Tag Archives: game of thrones

Cersei Lannister: Unfairly Treated by Audiences Everywhere

5 Jun

I’ve been increasingly bothered by my male friends’ reactions to several female characters on TV recently, most notably: Marnie from Girls, Cersei from Game of Thrones, and Betty from Mad Men. Their extreme dislike of these characters is often coupled with their adoration bordering on idealization for male characters in the show, flawed though those characters might be. This phenomena immediately reminded me of the oft noted fact that female politicians and business leaders are demonized in ways that their male counterparts are not.

There seems to be a link between political vilification of women and character vilification– and I think it’s connected to power. Consider, for example, the beautiful “ice queen” and mother of the king, Cersei, from Game of Thrones.

This picture was taken from a top ten most evil characters list. For real. She ranks ABOVE her son who tortured two strippers and his queen to be.

George R.R. Martin apparently treats Cersei much more harshly in the novels, and the TV show really tries to humanize her. I’ve heard (I haven’t yet read the books) that we don’t get her back-story  until book 4, whereas in the TV show Cersei constantly talks about her past. The TV show depicts Cersei as bitter about the limited role women can play in the period. Cersei laments that she was not born a boy, noting that her gender created a gulf between her and other male Lannisters. Because she is female, Cersei was “sold like a horse at auction” to a drunk who hits her, cheats on her, and humiliates her publicly and often.

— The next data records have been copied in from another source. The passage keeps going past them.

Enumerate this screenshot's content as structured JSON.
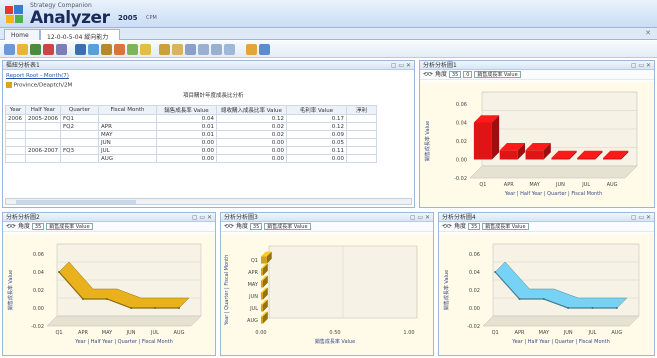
{
  "app": {
    "company": "Strategy Companion",
    "name": "Analyzer",
    "version": "2005",
    "version_sub": "CPM"
  },
  "tabs": [
    {
      "label": "Home"
    },
    {
      "label": "12-0-0-5-04 縱向能力分析"
    }
  ],
  "grid_panel": {
    "title": "樞紐分析表1",
    "breadcrumb": "Report Root - Month(7)",
    "cube": "Province/Deaptch/2M",
    "measure_group_title": "項目購計年度成長比分析",
    "columns": [
      "Year",
      "Half Year",
      "Quarter",
      "Fiscal Month",
      "銷售成長率 Value",
      "總收購入成長比率 Value",
      "毛利率 Value",
      "淨利"
    ],
    "rows": [
      {
        "year": "2006",
        "half": "2005-2006",
        "quarter": "FQ1",
        "month": "",
        "v1": "0.04",
        "v2": "0.12",
        "v3": "0.17"
      },
      {
        "year": "",
        "half": "",
        "quarter": "FQ2",
        "month": "APR",
        "v1": "0.01",
        "v2": "0.02",
        "v3": "0.12"
      },
      {
        "year": "",
        "half": "",
        "quarter": "",
        "month": "MAY",
        "v1": "0.01",
        "v2": "0.02",
        "v3": "0.09"
      },
      {
        "year": "",
        "half": "",
        "quarter": "",
        "month": "JUN",
        "v1": "0.00",
        "v2": "0.00",
        "v3": "0.05"
      },
      {
        "year": "",
        "half": "2006-2007",
        "quarter": "FQ3",
        "month": "JUL",
        "v1": "0.00",
        "v2": "0.00",
        "v3": "0.11"
      },
      {
        "year": "",
        "half": "",
        "quarter": "",
        "month": "AUG",
        "v1": "0.00",
        "v2": "0.00",
        "v3": "0.00"
      }
    ]
  },
  "chart_panels": [
    {
      "title": "分析分析圖1",
      "toolbar": "角度",
      "measure": "銷售成長率 Value",
      "ylabel": "銷售成長率 Value",
      "xlabel": "Year | Half Year | Quarter | Fiscal Month"
    },
    {
      "title": "分析分析圖2",
      "toolbar": "角度",
      "measure": "銷售成長率 Value",
      "ylabel": "銷售成長率 Value",
      "xlabel": "Year | Half Year | Quarter | Fiscal Month"
    },
    {
      "title": "分析分析圖3",
      "toolbar": "角度",
      "measure": "銷售成長率 Value",
      "ylabel": "Year | Quarter | Fiscal Month",
      "xlabel": "銷售成長率 Value"
    },
    {
      "title": "分析分析圖4",
      "toolbar": "角度",
      "measure": "銷售成長率 Value",
      "ylabel": "銷售成長率 Value",
      "xlabel": "Year | Half Year | Quarter | Fiscal Month"
    }
  ],
  "chart_data": [
    {
      "type": "bar",
      "title": "",
      "categories": [
        "Q1",
        "APR",
        "MAY",
        "JUN",
        "JUL",
        "AUG"
      ],
      "values": [
        0.04,
        0.01,
        0.01,
        0.0,
        0.0,
        0.0
      ],
      "ylim": [
        -0.02,
        0.06
      ],
      "yticks": [
        "0.06",
        "0.04",
        "0.02",
        "0.00",
        "-0.02"
      ],
      "color": "#e01414"
    },
    {
      "type": "area",
      "title": "",
      "categories": [
        "Q1",
        "APR",
        "MAY",
        "JUN",
        "JUL",
        "AUG"
      ],
      "values": [
        0.04,
        0.01,
        0.01,
        0.0,
        0.0,
        0.0
      ],
      "ylim": [
        -0.02,
        0.06
      ],
      "yticks": [
        "0.06",
        "0.04",
        "0.02",
        "0.00",
        "-0.02"
      ],
      "color": "#d4a21a"
    },
    {
      "type": "bar",
      "orientation": "horizontal",
      "title": "",
      "categories": [
        "Q1",
        "APR",
        "MAY",
        "JUN",
        "JUL",
        "AUG"
      ],
      "values": [
        0.04,
        0.01,
        0.01,
        0.0,
        0.0,
        0.0
      ],
      "xlim": [
        0.0,
        1.0
      ],
      "xticks": [
        "0.00",
        "0.50",
        "1.00"
      ],
      "color": "#d4a21a"
    },
    {
      "type": "area",
      "title": "",
      "categories": [
        "Q1",
        "APR",
        "MAY",
        "JUN",
        "JUL",
        "AUG"
      ],
      "values": [
        0.04,
        0.01,
        0.01,
        0.0,
        0.0,
        0.0
      ],
      "ylim": [
        -0.02,
        0.06
      ],
      "yticks": [
        "0.06",
        "0.04",
        "0.02",
        "0.00",
        "-0.02"
      ],
      "color": "#6cc0e0"
    }
  ]
}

Though her father, a hard and calculating man, was quite harsh with her, Cersei displays a loyalty for her family that is briefly disrupted in her assassination attempt of her brother, Tyrion– and arguably, this can be seen as an attempt to protect her son. In a show where family members often become enemies when the throne is up for grabs, this is unique.

Despite this rich back story the creator of the show, George Benioff, noted in “‘Game of Thrones’ Queen: Lena Heady Lights it up in a Dark Role,” that most actresses saw Cersei as wholly evil. It took actress Lena Heady to finally humanize her on screen:

“We had seen a number of excellent actresses, but everyone had interpreted the character as an emotionless ice queen. Lena took her in a different, stranger and more interesting direction. In her hands, Cersei embodies endless contradictions. The queen can seem both ruthless and fragile, often in the same scene. She can exhibit extreme cruelty but also utter devotion to her own children.”

Though the HBO series tries to show a nuanced, complex character by introducing Cersei’s back story early and by casting Heady, most viewers insist on seeing Cersei as a ruthless, evil woman. This could be because she is partially responsible for the crippling of the young Bran Stark, who saw Cersei in bed with her brother, Jamie. Still, Jamie does the actual pushing-Bran-out-the-window act– not Cersei. So why does she catch all the blame?

Now I’m not saying that Cersei is a saint– she is sleeping with her brother and cheating on him occasionally with other male family members. But let’s explore this further. Why is everyone so concerned with her sex life? Her husband cheats on her ALL THE TIME, in front of her face, and has, like, a million children with various strippers.

Yet I’ve heard time and time again that it’s acceptable because he is the king, and that’s what kings do. Or, even better, because “Robert is a warrior, not a king. So it’s understandable that he’s a terrible ruler.”

Are we seeing the double standard here yet? Because Robert is the king, he is allowed to sleep around and treat his queen like crap. But if the queen finds solace in the arms of someone else, someone who is there for her when she is scared or in pain, she’s evil. Makes perfect sense. And I don’t think it’s just our culturally constructed hatred of incest– this is issue is absolutely gendered.

***Side Note: This is just further evidence for my theory that “historical” or “period” dramas force us to operate in their outdated morality systems rather than emphasizing how far we’ve come as a society or emphasizing that the morality system is wrong. But that’s for another post.***

I’ve also heard people compare Cersei to Catelyn Stark, a woman who was arranged to marry Ned Stark and learned to love him. In a world where arranged marriages are expected, people just have to make the best of it! But somehow, that responsibility is entirely on Cersei rather than Robert, and this argument doesn’t take into account that Ned is a much less brutal and nasty man than Robert. Moreover, the argument is just plain medieval— Cersei has no obligation to be faithful to Robert, and hating her for not doing so is ridiculous.

It seems that Cersei’s sexuality is highly connected with viewers’ dislike of her character. It also seems as though her desire for power and security through spying and secrecy is looked down upon in ways that Tyrion’s games are not. Moreover, Cersei is “crazy” whereas Joffrey is just in-bred and stupid. Double standard, anyone?